Borel's conjecture in topological groups

Abstract

We introduce a natural generalization of Borel's Conjecture. For each infinite cardinal number $\kappa$, let ${\sf BC}_{\kappa}$ denote this generalization. Then ${\sf BC}_{\aleph_0}$ is equivalent to the classical Borel conjecture.
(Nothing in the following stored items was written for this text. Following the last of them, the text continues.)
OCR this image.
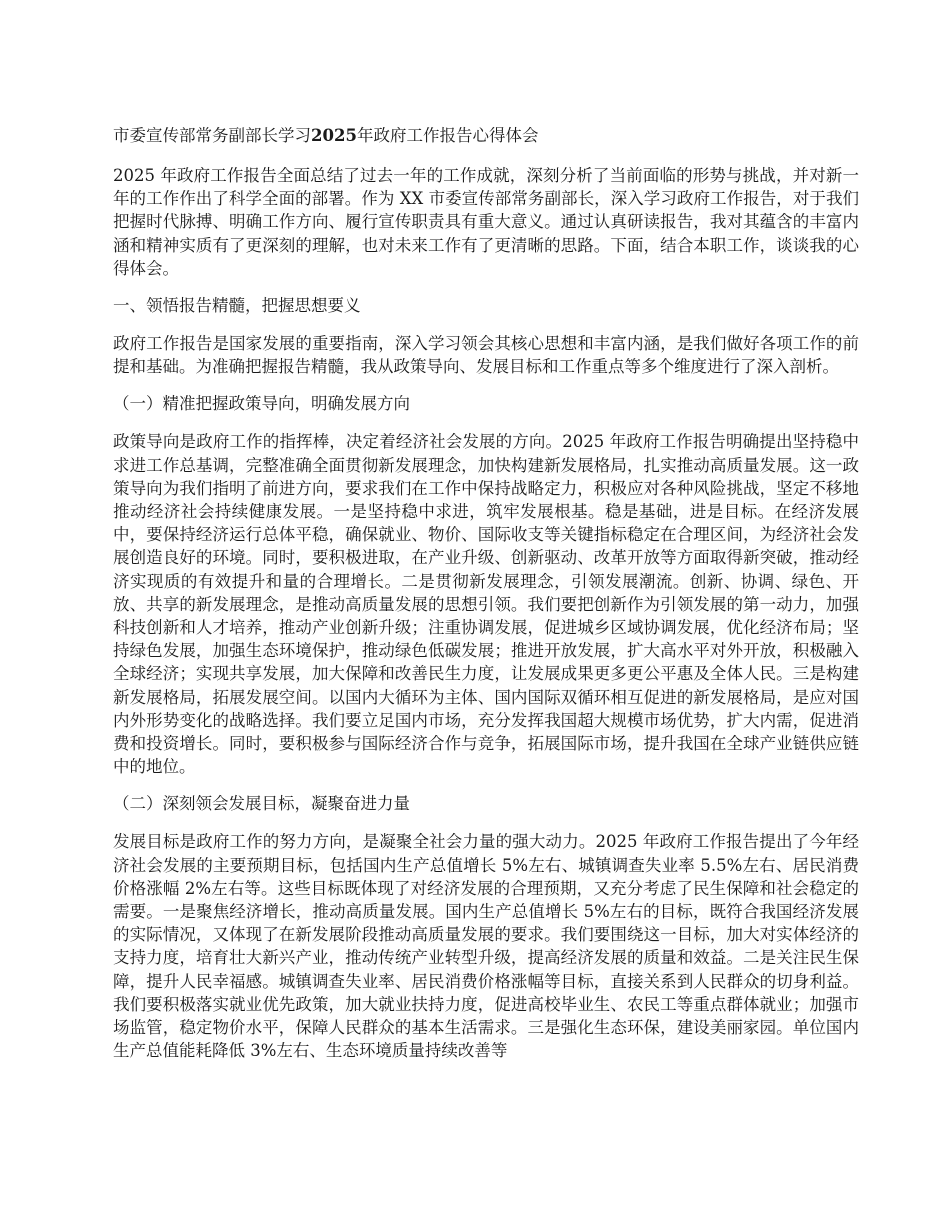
市委宣传部常务副部长学习2025年政府工作报告心得体会

2025 年政府工作报告全面总结了过去一年的工作成就，深刻分析了当前面临的形势与挑战，并对新一年的工作作出了科学全面的部署。作为 XX 市委宣传部常务副部长，深入学习政府工作报告，对于我们把握时代脉搏、明确工作方向、履行宣传职责具有重大意义。通过认真研读报告，我对其蕴含的丰富内涵和精神实质有了更深刻的理解，也对未来工作有了更清晰的思路。下面，结合本职工作，谈谈我的心得体会。

一、领悟报告精髓，把握思想要义

政府工作报告是国家发展的重要指南，深入学习领会其核心思想和丰富内涵，是我们做好各项工作的前提和基础。为准确把握报告精髓，我从政策导向、发展目标和工作重点等多个维度进行了深入剖析。

（一）精准把握政策导向，明确发展方向

政策导向是政府工作的指挥棒，决定着经济社会发展的方向。2025 年政府工作报告明确提出坚持稳中求进工作总基调，完整准确全面贯彻新发展理念，加快构建新发展格局，扎实推动高质量发展。这一政策导向为我们指明了前进方向，要求我们在工作中保持战略定力，积极应对各种风险挑战，坚定不移地推动经济社会持续健康发展。一是坚持稳中求进，筑牢发展根基。稳是基础，进是目标。在经济发展中，要保持经济运行总体平稳，确保就业、物价、国际收支等关键指标稳定在合理区间，为经济社会发展创造良好的环境。同时，要积极进取，在产业升级、创新驱动、改革开放等方面取得新突破，推动经济实现质的有效提升和量的合理增长。二是贯彻新发展理念，引领发展潮流。创新、协调、绿色、开放、共享的新发展理念，是推动高质量发展的思想引领。我们要把创新作为引领发展的第一动力，加强科技创新和人才培养，推动产业创新升级；注重协调发展，促进城乡区域协调发展，优化经济布局；坚持绿色发展，加强生态环境保护，推动绿色低碳发展；推进开放发展，扩大高水平对外开放，积极融入全球经济；实现共享发展，加大保障和改善民生力度，让发展成果更多更公平惠及全体人民。三是构建新发展格局，拓展发展空间。以国内大循环为主体、国内国际双循环相互促进的新发展格局，是应对国内外形势变化的战略选择。我们要立足国内市场，充分发挥我国超大规模市场优势，扩大内需，促进消费和投资增长。同时，要积极参与国际经济合作与竞争，拓展国际市场，提升我国在全球产业链供应链中的地位。

（二）深刻领会发展目标，凝聚奋进力量

发展目标是政府工作的努力方向，是凝聚全社会力量的强大动力。2025 年政府工作报告提出了今年经济社会发展的主要预期目标，包括国内生产总值增长 5%左右、城镇调查失业率 5.5%左右、居民消费价格涨幅 2%左右等。这些目标既体现了对经济发展的合理预期，又充分考虑了民生保障和社会稳定的需要。一是聚焦经济增长，推动高质量发展。国内生产总值增长 5%左右的目标，既符合我国经济发展的实际情况，又体现了在新发展阶段推动高质量发展的要求。我们要围绕这一目标，加大对实体经济的支持力度，培育壮大新兴产业，推动传统产业转型升级，提高经济发展的质量和效益。二是关注民生保障，提升人民幸福感。城镇调查失业率、居民消费价格涨幅等目标，直接关系到人民群众的切身利益。我们要积极落实就业优先政策，加大就业扶持力度，促进高校毕业生、农民工等重点群体就业；加强市场监管，稳定物价水平，保障人民群众的基本生活需求。三是强化生态环保，建设美丽家园。单位国内生产总值能耗降低 3%左右、生态环境质量持续改善等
Assuming the classical Borel conjecture, $\neg{\sf BC}_{\aleph_1}$ is equivalent to the existence of a Kurepa tree of height $\aleph_1$. Using the connection of ${\sf BC}_{\kappa}$ with a generalization of Kurepa's Hypothesis, we obtain the following consistency results:

1. If it is consistent that there is a 1-inaccessible cardinal then it is consistent that ${\sf BC}_{\aleph_1}$.

2. If it is consistent that ${\sf BC}_{\aleph_1}$, then it is consistent that there is an inaccessible cardinal.

3. If it is consistent that there is a 1-inaccessible cardinal with $\omega$ inaccessible cardinals above it, then $\neg{\sf BC}_{\aleph_{\omega}} + (\forall n < \omega){\sf BC}_{\aleph_n}$ is consistent.

4. If it is consistent that there is a 2-huge cardinal, then it is consistent that ${\sf BC}_{\aleph_{\omega}}$.

5. If it is consistent that there is a 3-huge cardinal, then it is consistent that ${\sf BC}_{\kappa}$ for a proper class of cardinals $\kappa$ of countable cofinality.